Following her doctorate, Jen became a professor at Westminster College in Salt Lake City, where she chaired the psychology department and mentored students in the McNair Scholars program, which supports students from underrepresented backgrounds in higher education aiming to become professors.
After she achieved the rank of full professor, her career took an unexpected turn when she moved to Maryland to serve as the Assistant Vice President for Academic Integrity & Accountability at the University of Maryland Global Campus, a large, predominantly online and Minority-Serving Institution. In this role, she was tasked with establishing a new Office of Academic Integrity & Accountability, founded on a learning-focused philosophy. Jen advocates for an educational approach to handling academic misconduct, as opposed to the traditional punitive measures still prevalent at many institutions.
Citation Award for Service to the College
Nancy Montgomery ’64, was a member of the Board of Trustees for 15 years, retiring in 2022 and is now a Trustee Emerita. During her time, Nancy served on the Advancement, Campaign Steering, and Campaign Planning Committees and was instrumental in bringing the vision for the Barbara Walters Campus Center to life. Nancy has played a significant role in helping to build the Sarah Lawrence alumni community in the Bay Area by hosting events and being an active advocate for the College in the region. In addition to her service to Sarah Lawrence, Nancy has also served as board chair of the Environmental Defense Fund and on the boards of the California Academy of Sciences, the Ross School, the Madeira School, the San Francisco Performing Arts Library and Museum, and Chanticleer — a choral ensemble based in San Francisco.
Nancie Schnur ’74, is an enthusiastic volunteer for Sarah Lawrence. In 2020 she was named an honorary member of the Alumni Council after completing her service on the Council.

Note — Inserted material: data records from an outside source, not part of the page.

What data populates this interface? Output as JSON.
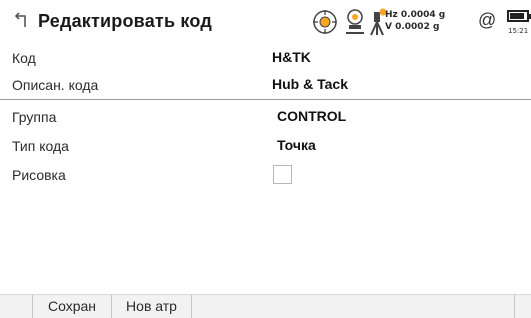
{
  "header": {
    "title": "Редактировать  код",
    "back_icon": "back-arrow-icon",
    "status": {
      "hz_line": "Hz 0.0004 g",
      "v_line": "V  0.0002 g",
      "at_symbol": "@",
      "time": "15:21",
      "accent_color": "#f5a623"
    }
  },
  "fields": {
    "code": {
      "label": "Код",
      "value": "H&TK"
    },
    "code_desc": {
      "label": "Описан. кода",
      "value": "Hub & Tack"
    },
    "group": {
      "label": "Группа",
      "value": "CONTROL"
    },
    "code_type": {
      "label": "Тип кода",
      "value": "Точка"
    },
    "drawing": {
      "label": "Рисовка",
      "checked": false
    }
  },
  "softkeys": {
    "save": "Сохран",
    "new_attr": "Нов атр"
  }
}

She has been a reunion volunteer, serving on her 50th Reunion committee, has participated on alumni panels, has mentored students, and has served as a judge for SLCeeds, Sarah Lawrence’s Innovation & Entrepreneurship Immersion Program. Nancie created Kiddie Kabaret, a one-woman interactive musical puppet show for children featuring juggling, magic, songs, and colorful props to make the music come alive, which she has been performing for over thirty years. She has also worked musically with children with special needs and adults in hospice care. Prior to that, Nancie was senior product and package designer for Avon Products, as well as a decorative accessories designer for Sigma Marketing Systems. She began her design career working for the architects Nadler and Philopena, who designed the Andrews Court dorms while she was a senior at Sarah Lawrence. Nancie and her husband Steven, also a member of the Class of 1974, are longtime generous supporters of the College across many areas, including the Ilja Wachs Chair in Outstanding Teaching & Donning.